Last Updated: Friday, 19 December 2014, 13:25 GMT

Attacks on the Press in 2006 - Snapshots: Cameroon

Publisher Committee to Protect Journalists
Publication Date February 2007
Cite as Committee to Protect Journalists, Attacks on the Press in 2006 - Snapshots: Cameroon, February 2007, available at: http://www.refworld.org/docid/47c5674c23.html [accessed 21 December 2014]
DisclaimerThis is not a UNHCR publication. UNHCR is not responsible for, nor does it necessarily endorse, its content. Any views expressed are solely those of the author or publisher and do not necessarily reflect those of UNHCR, the United Nations or its Member States.
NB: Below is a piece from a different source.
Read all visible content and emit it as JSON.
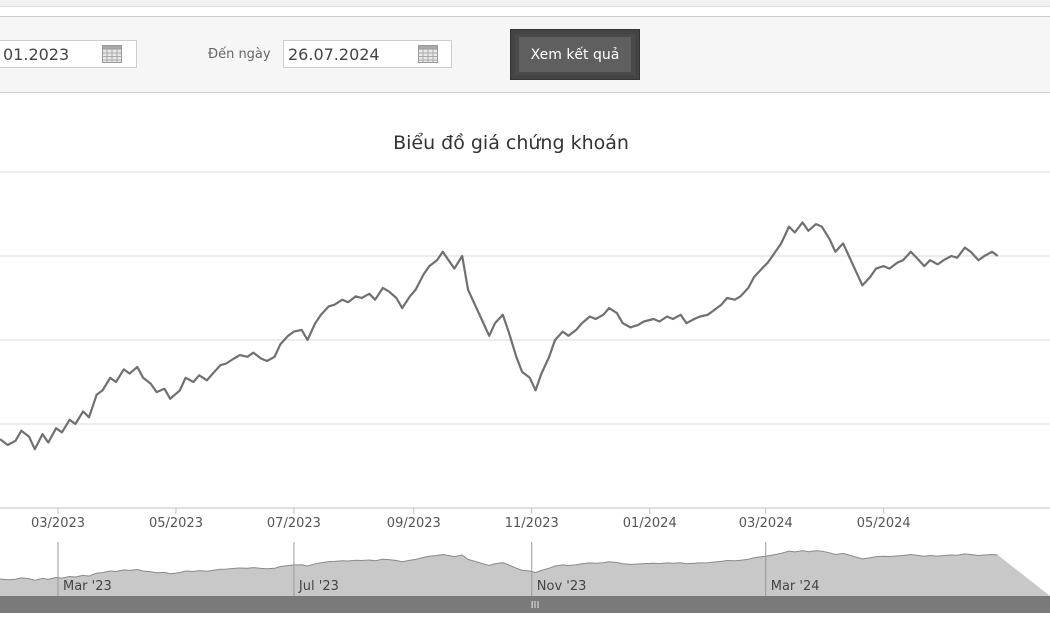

Arsonists set fire in January to the premises of the stillborn private radio station Freedom FM, founded by award-winning journalist Pius Njawe. The fire damaged the station's antenna. Police found a gasoline can at the scene and opened an investigation. The government had shuttered Freedom FM in May 2003, just as the station was about to launch. Its studios were unsealed in July 2005, but authorities did not honor their pledge, pursuant to a June 2005 agreement, to grant the station "provisional authorization" to operate, Njawe told CPJ.

In March, at least one managing editor was sentenced to prison on a charge of criminal defamation after three private newspapers published lists of alleged "secret homosexuals." Jean-Pierre Amougou Belinga, director of L'Anecdote, was sentenced to four months in jail, fined 1 million CFA francs (US$2,000), and ordered to pay symbolic damages of 1 CFA franc (less than 1 U.S. cent) to Grégoire Owona, a cabinet minister. Owona filed a complaint against Belinga after his name appeared in one of the lists. Belinga filed an appeal and stood by his decision to publish the names, claiming to be a crusader against homosexuality in Cameroonian society.

Agnès Taile, the host of a popular news talk show with the private radio station Sweet FM in Douala, was dragged at knifepoint from her home on November 6 by three unidentified assailants, who choked her, beat her, and left her in a ravine, according to local media reports and the Cameroon National Journalists Union. On the last show before the attack, she asked listeners to assess the record of President Paul Biya's party, in power for 24 years. Tailé had received several phone threats weeks before the attack, local journalists said.